Larger windows capture broader temporal associations at the cost of temporal precision.

## Ising Network

Ising networks use **L1-regularized logistic regression** to estimate conditional dependencies between binary variables. Each variable is regressed on all others, and the resulting coefficients form the network edges.

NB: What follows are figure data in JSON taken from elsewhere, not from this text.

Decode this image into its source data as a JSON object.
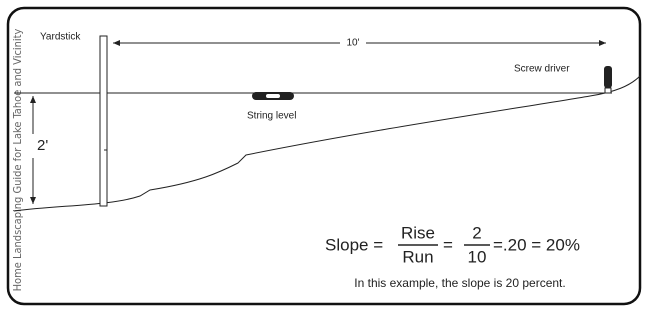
{
  "side_text": "Home Landscaping Guide for Lake Tahoe and Vicinity",
  "labels": {
    "yardstick": "Yardstick",
    "distance": "10'",
    "screw_driver": "Screw driver",
    "string_level": "String level",
    "height": "2'"
  },
  "formula": {
    "prefix": "Slope =",
    "numerator1": "Rise",
    "denominator1": "Run",
    "equals": "=",
    "numerator2": "2",
    "denominator2": "10",
    "result": "=.20 = 20%"
  },
  "caption": "In this example, the slope is 20 percent."
}
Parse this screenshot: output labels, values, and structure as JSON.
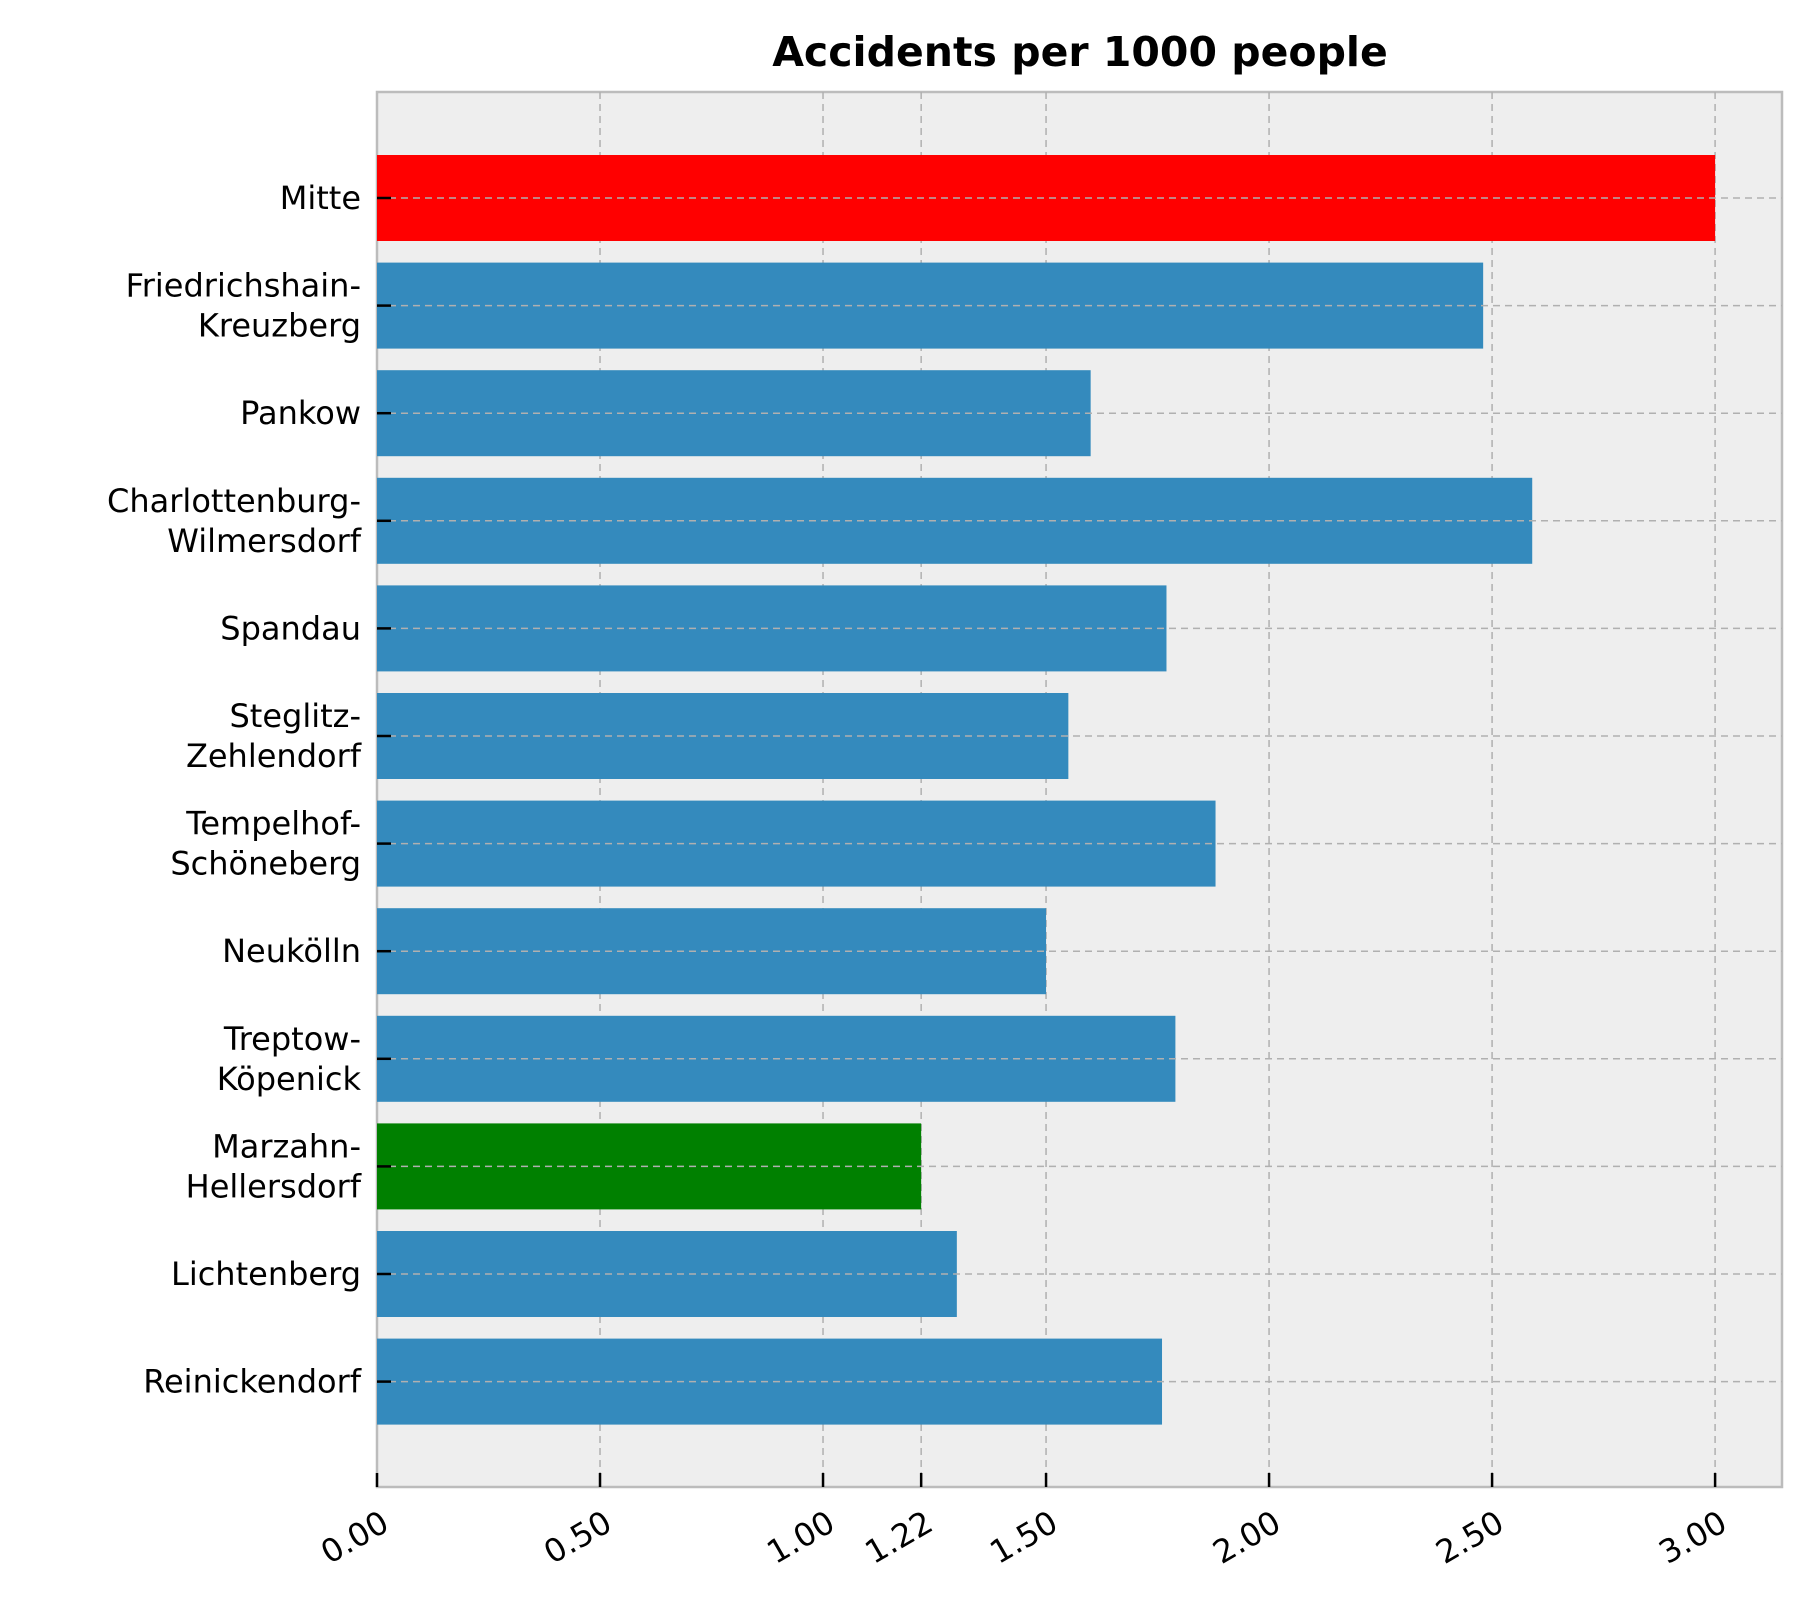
{
  "chart_data": {
    "type": "bar",
    "orientation": "horizontal",
    "title": "Accidents per 1000 people",
    "xlabel": "",
    "ylabel": "",
    "xlim": [
      0,
      3.15
    ],
    "grid": true,
    "categories": [
      [
        "Mitte"
      ],
      [
        "Friedrichshain-",
        "Kreuzberg"
      ],
      [
        "Pankow"
      ],
      [
        "Charlottenburg-",
        "Wilmersdorf"
      ],
      [
        "Spandau"
      ],
      [
        "Steglitz-",
        "Zehlendorf"
      ],
      [
        "Tempelhof-",
        "Schöneberg"
      ],
      [
        "Neukölln"
      ],
      [
        "Treptow-",
        "Köpenick"
      ],
      [
        "Marzahn-",
        "Hellersdorf"
      ],
      [
        "Lichtenberg"
      ],
      [
        "Reinickendorf"
      ]
    ],
    "values": [
      3.0,
      2.48,
      1.6,
      2.59,
      1.77,
      1.55,
      1.88,
      1.5,
      1.79,
      1.22,
      1.3,
      1.76
    ],
    "bar_colors": [
      "#ff0000",
      "#348abd",
      "#348abd",
      "#348abd",
      "#348abd",
      "#348abd",
      "#348abd",
      "#348abd",
      "#348abd",
      "#008000",
      "#348abd",
      "#348abd"
    ],
    "label_colors": [
      "#ff0000",
      "#000000",
      "#000000",
      "#000000",
      "#000000",
      "#000000",
      "#000000",
      "#000000",
      "#000000",
      "#008000",
      "#000000",
      "#000000"
    ],
    "xticks": [
      {
        "value": 0.0,
        "label": "0.00",
        "color": "#000000"
      },
      {
        "value": 0.5,
        "label": "0.50",
        "color": "#000000"
      },
      {
        "value": 1.0,
        "label": "1.00",
        "color": "#000000"
      },
      {
        "value": 1.22,
        "label": "1.22",
        "color": "#008000"
      },
      {
        "value": 1.5,
        "label": "1.50",
        "color": "#000000"
      },
      {
        "value": 2.0,
        "label": "2.00",
        "color": "#000000"
      },
      {
        "value": 2.5,
        "label": "2.50",
        "color": "#000000"
      },
      {
        "value": 3.0,
        "label": "3.00",
        "color": "#ff0000"
      }
    ],
    "background_color": "#eeeeee"
  }
}
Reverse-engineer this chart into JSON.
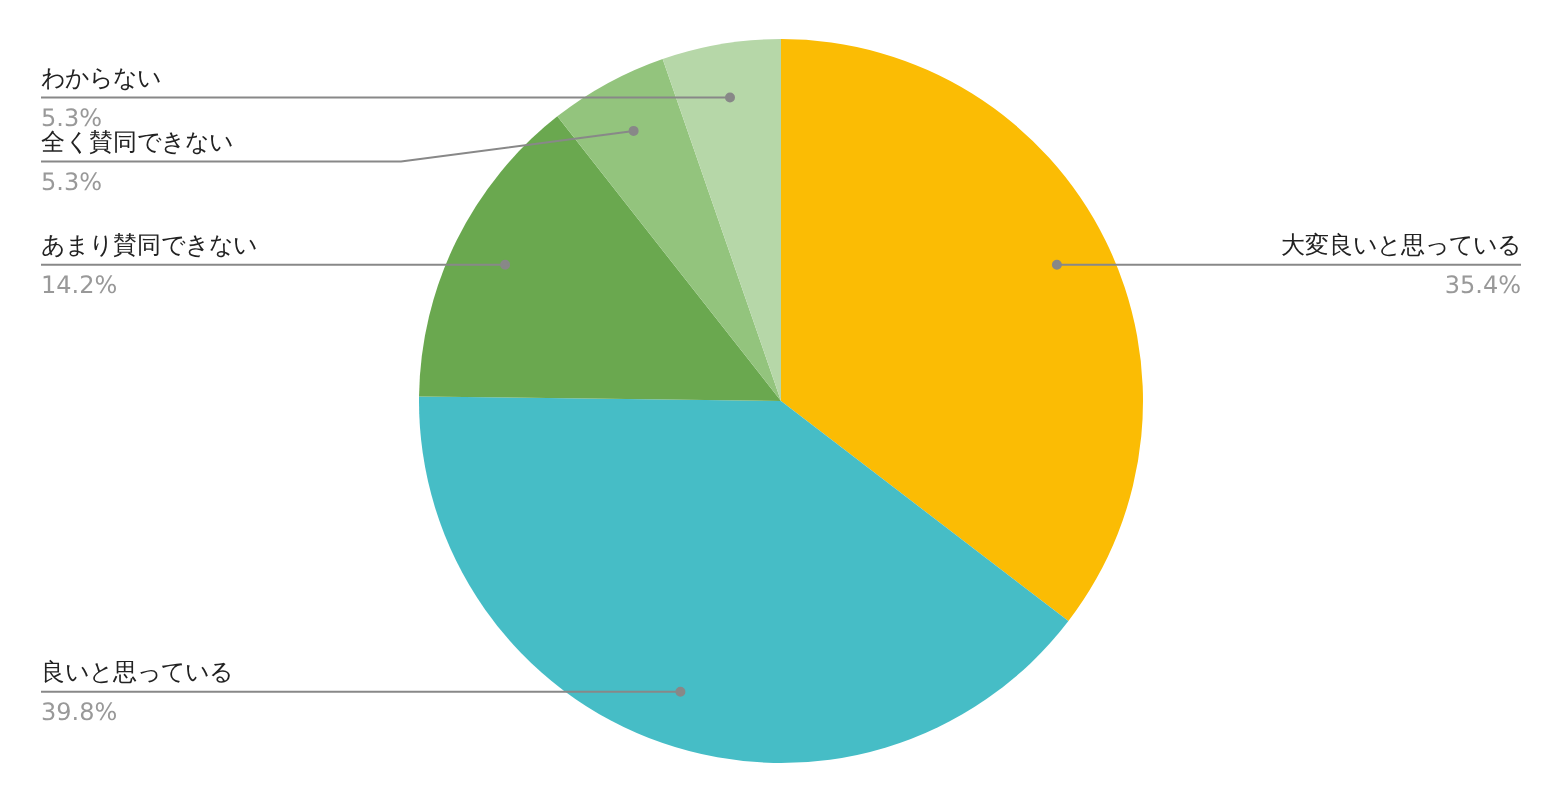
{
  "chart_data": {
    "type": "pie",
    "categories": [
      "大変良いと思っている",
      "良いと思っている",
      "あまり賛同できない",
      "全く賛同できない",
      "わからない"
    ],
    "values": [
      35.4,
      39.8,
      14.2,
      5.3,
      5.3
    ],
    "colors": [
      "#fbbc04",
      "#46bdc6",
      "#6aa84f",
      "#93c47d",
      "#b6d7a8"
    ],
    "value_labels": [
      "35.4%",
      "39.8%",
      "14.2%",
      "5.3%",
      "5.3%"
    ]
  }
}
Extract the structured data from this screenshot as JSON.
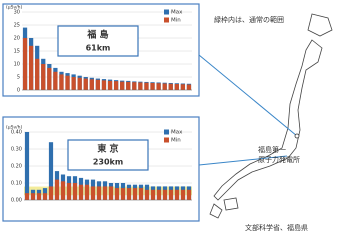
{
  "chart_data": [
    {
      "type": "bar",
      "title": "福 島",
      "subtitle": "61km",
      "y_label": "(μSv/h)",
      "categories": [
        null,
        null,
        null,
        null,
        null,
        null,
        null,
        null,
        null,
        null,
        null,
        null,
        null,
        null,
        null,
        null,
        null,
        null,
        null,
        null,
        null,
        null,
        null,
        null,
        null,
        null,
        null,
        null
      ],
      "series": [
        {
          "name": "Max",
          "color": "#2f6fae",
          "values": [
            24,
            20,
            17,
            12,
            10,
            8.5,
            7,
            6.5,
            6,
            5.5,
            5,
            4.7,
            4.4,
            4.2,
            4,
            3.8,
            3.6,
            3.5,
            3.3,
            3.2,
            3.1,
            3,
            2.9,
            2.8,
            2.7,
            2.6,
            2.5,
            2.4
          ]
        },
        {
          "name": "Min",
          "color": "#c9502c",
          "values": [
            20,
            17,
            12,
            10,
            8.5,
            7,
            6,
            5.5,
            5,
            4.7,
            4.4,
            4.1,
            3.9,
            3.7,
            3.5,
            3.4,
            3.2,
            3.1,
            3,
            2.9,
            2.8,
            2.7,
            2.6,
            2.5,
            2.4,
            2.3,
            2.2,
            2.1
          ]
        }
      ],
      "ylim": [
        0,
        30
      ],
      "yticks": [
        0,
        5,
        10,
        15,
        20,
        25,
        30
      ],
      "grid": true
    },
    {
      "type": "bar",
      "title": "東 京",
      "subtitle": "230km",
      "y_label": "(μSv/h)",
      "categories": [
        null,
        null,
        null,
        null,
        null,
        null,
        null,
        null,
        null,
        null,
        null,
        null,
        null,
        null,
        null,
        null,
        null,
        null,
        null,
        null,
        null,
        null,
        null,
        null,
        null,
        null,
        null,
        null
      ],
      "series": [
        {
          "name": "Max",
          "color": "#2f6fae",
          "values": [
            0.4,
            0.06,
            0.06,
            0.07,
            0.34,
            0.17,
            0.15,
            0.14,
            0.14,
            0.13,
            0.12,
            0.12,
            0.11,
            0.11,
            0.1,
            0.1,
            0.1,
            0.09,
            0.09,
            0.09,
            0.09,
            0.08,
            0.08,
            0.08,
            0.08,
            0.08,
            0.08,
            0.08
          ]
        },
        {
          "name": "Min",
          "color": "#c9502c",
          "values": [
            0.04,
            0.04,
            0.04,
            0.04,
            0.08,
            0.12,
            0.11,
            0.1,
            0.1,
            0.09,
            0.09,
            0.08,
            0.08,
            0.08,
            0.08,
            0.07,
            0.07,
            0.07,
            0.07,
            0.07,
            0.06,
            0.06,
            0.06,
            0.06,
            0.06,
            0.06,
            0.06,
            0.06
          ]
        }
      ],
      "normal_range": [
        0.028,
        0.079
      ],
      "normal_color": "#f3ec9a",
      "ylim": [
        0,
        0.4
      ],
      "yticks": [
        {
          "value": 0,
          "label": "0.00"
        },
        {
          "value": 0.1,
          "label": "0.10"
        },
        {
          "value": 0.2,
          "label": "0.20"
        },
        {
          "value": 0.3,
          "label": "0.30"
        },
        {
          "value": 0.4,
          "label": "0.40"
        }
      ],
      "grid": true
    }
  ],
  "annotations": {
    "note": "緑枠内は、通常の範囲",
    "plant": [
      "福島第一",
      "原子力発電所"
    ],
    "source": "文部科学省、福島県"
  }
}
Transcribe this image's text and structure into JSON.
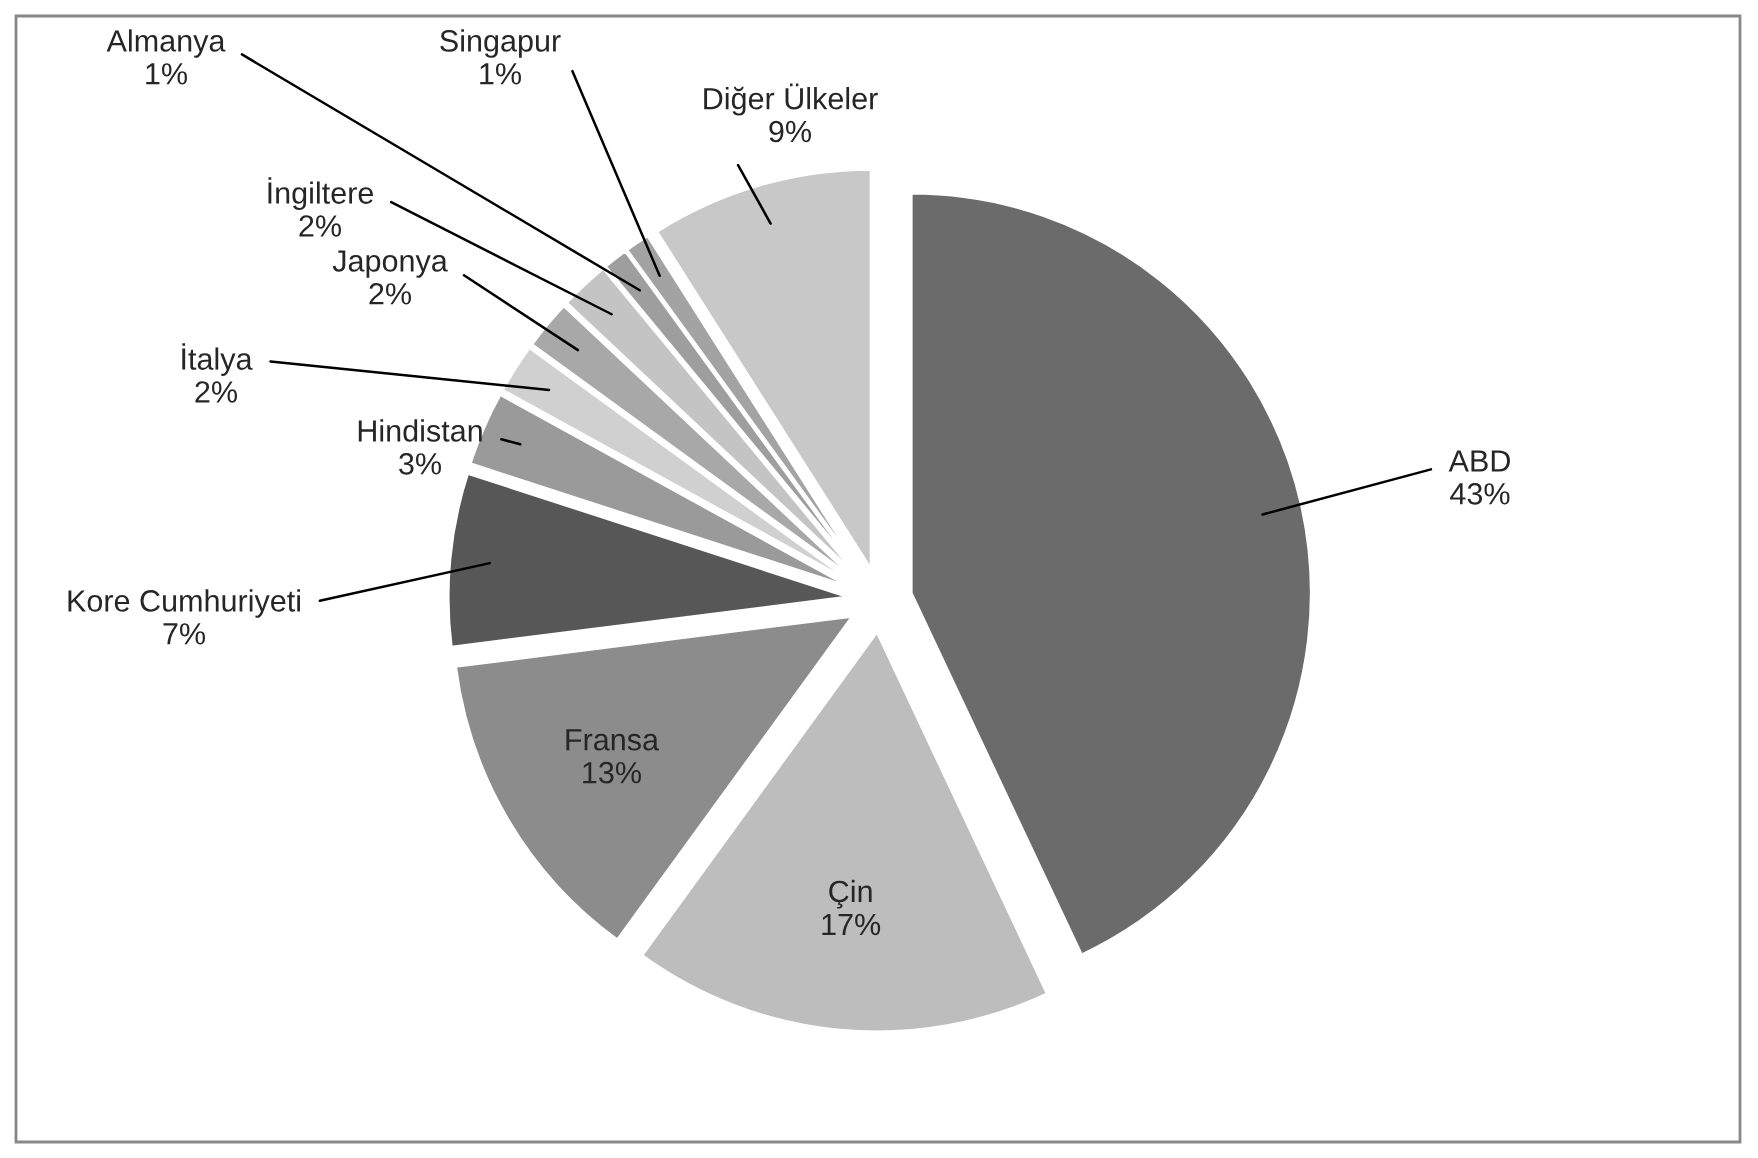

Key advantages over simple co-occurrence:

- **Sparsity**: L1 regularization shrinks weak associations to exactly zero
- **Conditional**: Edges represent direct relationships controlling for other variables
- **Interpretable**: Edge weights reflect log-odds of co-activation

### Basic Ising Network

```{r ising-check, include = FALSE}
has_glmnet <- requireNamespace("glmnet", quietly = TRUE)
```

```{r ising, eval = has_glmnet}
# Aggregate to student-level summaries for Ising (requires cross-sectional data)
student_summary <- aggregate(learning_activities[, activities],
                              by = list(student = learning_activities$student),
                              FUN = function(x) as.integer(mean(x) > 0.5))
student_summary <- student_summary[, -1]  # Remove student column

net_ising <- build_network(student_summary,
                           method = "ising",
                           params = list(gamma = 0.25))
net_ising
```

```{r ising-alt, eval = !has_glmnet, echo = FALSE}
cat("Ising networks require the 'glmnet' package.\n")
cat("Install with: install.packages('glmnet')\n")
```


### Ising Parameters

The `gamma` parameter controls sparsity via EBIC model selection:

- `gamma = 0`: Less sparse (BIC-like selection)
- `gamma = 0.25`: Moderate sparsity (default)
- `gamma = 0.5`: More sparse

```{r ising-sparse, eval = has_glmnet}
net_ising_sparse <- build_network(student_summary,
                                   method = "ising",
                                   params = list(gamma = 0.5))

# Compare edge counts
cat("Gamma = 0.25:", sum(net_ising$weights != 0), "edges\n")
cat("Gamma = 0.50:", sum(net_ising_sparse$weights != 0), "edges\n")
```

### Symmetrization Rules

Ising estimation produces asymmetric coefficients (A predicting B may differ from B predicting A). The `rule` parameter controls symmetrization:

- `"AND"` (default): Keep edge only if both directions are non-zero
- `"OR"`: Keep edge if either direction is non-zero

```{r ising-rules, eval = has_glmnet}
net_and <- build_network(student_summary, method = "ising",
                         params = list(gamma = 0.25, rule = "AND"))
net_or <- build_network(student_summary, method = "ising",
                        params = list(gamma = 0.25, rule = "OR"))

cat("AND rule edges:", sum(net_and$weights != 0), "\n")
cat("OR rule edges:", sum(net_or$weights != 0), "\n")
```

`"AND"` is more conservative; `"OR"` retains more edges.